[hag-ee-uh-skohp, hey-jee-]

A hagioscope (from Gr. άγιος, holy, and σκοπός, to see) or squint, in architecture, is an opening through the wall of a church in an oblique direction, to enable the worshippers in the transepts or other parts of the church, from which the altar was not visible, to see the elevation of the Host.

Hagioscopes were also sometimes known as "leper windows" wherein a squint was made in an external wall so that lepers and other non-desirables could see the service without coming into contact with the rest of the populace.

In medieval architecture Hagioscopes were often a low window in the chancel wall and were frequently protected by either a wooden shutter or iron bars. Hagioscopes are found on one or both sides of the chancel arch; in some cases a series of openings has been cut in the walls in an oblique line to enable a person standing in the porch (as in Bridgwater church, Somerset) to see the altar; in this case and in other instances such openings were sometimes provided for an attendant, who had to ring the Sanctus bell when the Host was elevated.

Though rarely encountered in continental Europe, they are occasionally found e.g. to allow a monk in one of the vestries to follow the service and to communicate with the bell-ringers.

Sometimes squints were placed to enable nuns to observe the services - without having to give up their isolation. At the church of St Helen's in Bishopsgate, London, which is one of the largest surviving ancient churches of London, its interesting design arose from it once having been two separate places of worship. The first was a 13th-century parish church and the second was the chapel of a Benedictine convent.

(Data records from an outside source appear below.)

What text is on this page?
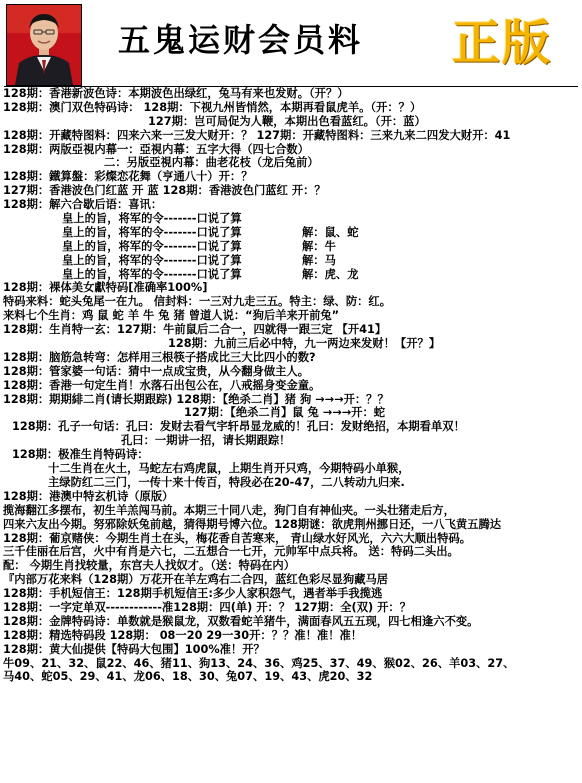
五鬼运财会员料 正版
128期：香港新波色诗：本期波色出绿红，兔马有来也发财。（开？）
128期：澳门双色特码诗： 128期：下视九州皆悄然，本期再看鼠虎羊。（开：？）
127期：岂可局促为人鞭，本期出色看蓝红。（开：蓝）
128期：开藏特图料：四来六来一三发大财开：？ 127期：开藏特图料：三来九来二四发大财开：41
128期：两版亞視内幕一：亞視内幕：五字大得（四七合数）
二：另版亞視内幕：曲老花枝（龙后兔前）
128期：鐵算盤：彩燦恋花舞（亨通八十）开：？
127期：香港波色门红蓝 开 蓝 128期：香港波色门蓝红 开：？
128期：解六合歇后语：喜讯：
皇上的旨，将军的令-------口说了算
皇上的旨，将军的令-------口说了算	解：鼠、蛇
皇上的旨，将军的令-------口说了算	解：牛
皇上的旨，将军的令-------口说了算	解：马
皇上的旨，将军的令-------口说了算	解：虎、龙
128期：裸体美女獻特码[准确率100%]
特码来料：蛇头兔尾一在九。 信封料：一三对九走三五。特主：绿、防：红。
来料七个生肖：鸡 鼠 蛇 羊 牛 兔 猪 曾道人说：“狗后羊来开前兔”
128期：生肖特一玄：127期：牛前鼠后二合一，四就得一跟三定 【开41】
128期：九前三后必中特，九一两边来发财！【开？】
128期：脑筋急转弯：怎样用三根筷子搭成比三大比四小的数?
128期：管家婆一句话：猜中一点成宝贵，从今翻身做主人。
128期：香港一句定生肖！水落石出包公在，八戒摇身变金童。
128期：期期緋二肖(请长期跟踪) 128期：【绝杀二肖】猪 狗 →→→开：？？
127期：【绝杀二肖】鼠 兔 →→→开：蛇
128期：孔子一句话：孔曰：发财去看气宇轩昂显龙威的！孔曰：发财绝招，本期看单双！
孔曰：一期讲一招，请长期跟踪！
128期：极准生肖特码诗：
十二生肖在火土，马蛇左右鸡虎鼠，上期生肖开只鸡，今期特码小单猴，
主绿防红二三门，一传十来十传百，特段必在20-47，二八转动九归来.
128期：港澳中特玄机诗（原版）
揽海翻江多摆布，初生羊羔闯马前。本期三十同八走，狗门自有神仙夹。一头壮猪走后方，
四来六友出今期。努邪除妖兔前越，猜得期号博六位。128期谜：欲虎荆州挪日还，一八飞黄五腾达
128期：葡京赌侠：今期生肖土在头，梅花香自苦寒来， 青山绿水好风光，六六大顺出特码。
三千佳丽在后宫，火中有肖是六七，二五想合一七开，元帅军中点兵将。 送：特码二头出。
配： 今期生肖找较量，东宫夫人找奴才。（送：特码在内）
『内部万花来料（128期）万花开在羊左鸡右二合四，蓝红色彩尽显狗藏马居
128期：手机短信王：128期手机短信王:多少人家积怨气，遇者举手我揽逃
128期：一字定单双------------准128期：四(单) 开：？ 127期：全(双) 开：？
128期：金牌特码诗：单数就是猴鼠龙，双数看蛇羊猪牛，满面春风五五现，四七相逢六不变。
128期：精选特码段 128期： 08一20 29一30开：？？准！准！准！
128期：黄大仙提供【特码大包围】100%准！开？
牛09、21、32、鼠22、46、猪11、狗13、24、36、鸡25、37、49、猴02、26、羊03、27、
马40、蛇05、29、41、龙06、18、30、兔07、19、43、虎20、32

Here on the convent side of the church we can find an ancient "squint", which allowed the nuns to observe the parish masses; church records show that the squint in this case was not enough for the nuns who were eventually admonished to "abstain from kissing secular persons," a habit to which it seems they had become "too prone".


In Germany a number of hagioscopes still exist or were rediscovered in the 19th and 20th century. They are found mainly in Lower Saxony which had a small population in the Middle ages and only a few bigger cities. In cities lepers lived together in housing estates which often had their own chapels. In Georgsmarienhütte the hagioscope of church St. Johann which belonged to the former Benedictine convent Kloster Oesede, founded in the 12th Century and reconstructed in the early 1980s. Nearby in Bad Iburg a hagioscope was rediscovered at St. Clemens, church of former Benedictine monastery in the castle and monastery complex Schloss Iburg. Other hagioscopes in Lower Saxony are found in Bokelesch, Westoverledingen, Dornum, Midlum, Kirchwahlingen (Gemeinde Böhme) and Hankensbüttel.

In Northrhine-Westphalia St. Antonius-Kapelle in Gescher-Tungerloh-Capellen has a hagioscope. St. Antonius is used as Autobahn chapel at Bundesautobahn 31. Another hagioscope is found in St. Ulricus in Börninghausen. In Rhineland-Palatinate the church of St. Eligius-Hospital in Neuerburg has a hagioscope. In Baden-Württemberg there is a hagioscope in St. Peter und Paul, the Old Cemetery Church of Nusplingen.


In Sweden Bro Kyrka near Visby on Gotland has a cross shaped hagioscope. Other hagioscopes are at the church of Vreta Abbey near Linköping, Granhult Kyrka in Uppvidinge and Husaby Kyrka in Götene. The wooden church in Granhult (Småland) has a hagioscope which can be closed.


St. Vitus in Wetsens, Friesland, has a hagioscope.


In France the hagioscope of Notre Dame in Dives-sur-Mer, Normandy, has the inscription trou aux lépreux (leper window). Another hagioscope is known at St. Laurent in Deauville, Normandy.


Churches in England with hagioscopes include:

St Oswald's in Sowerby, North Yorkshire.

St Peter's in Upton, Nottinghamshire.

St Nicholas' in Kenilworth, Warwickshire.

St James' The Less in Sulgrave, Northamptonshire.

St James' in Great Ormside, Cumbria.

St Nicholas' in Old Marston, Oxfordshire.

St Andrew and St Bartholomew's in Ashleworth, Gloucestershire.